If this does not solve your problem, please post again. We will solve this.

Ken
#10
Drill Bit Sharpening / History of the twist bit
May 21, 2026, 11:03:59 PM
For those with a deeper interest in twist bits:

https://youtu.be/E02vkgwyzjw?si=qLfyFYfjoE2z7zOj

Ken
#11
I like Ukulele Jay's videos. He is an experienced barbecue chef who sharpens his own knives, an ideal T1 user. Here is a link:

https://youtu.be/CRoeRtjUymE?si=T7RUW27F0u-12gAe

Ken
#12
The Anglemaster, being a Tormek product, is calibrated to the standard 250mm Tormek grinding wheels.
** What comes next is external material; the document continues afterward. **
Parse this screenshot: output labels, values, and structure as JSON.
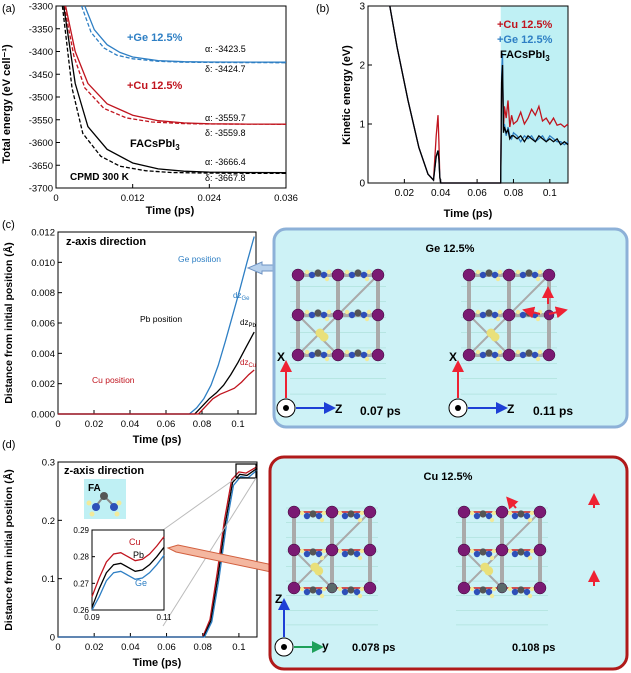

If the oversize difference with CBN wheels bothers you, take a millimeter reading of their diameter and make a fine sharpie line. Your guess will be close enough.

Ken
#13
I have seen difficulties which reoccur occasionally, such as frozen EZYlocks and noisy water troughs on T8s. These are frustrating, but can be handled. I don't recall ever reading a previous post recommending oil instead of water with the SG. I am not saying that oil would not work. I am just puzzled that in fifty years of product innovation, Tormek does not recommend using an oillike coolant instead of water. My guess would be that Tormek has good reasons for staying with water. They do recommend ACC as an alternative which offers more rust prevention.

Ken
#14
Has anyone tried using Tormek ACC with the SG? It has cooling properties like water, and also has anti rusting properties.

Ken
#15
Rich,

I read through the cited section of your Sharpening Handbook. You have done a fine, thorough job; turning is obviously your passion. I recommend it highly.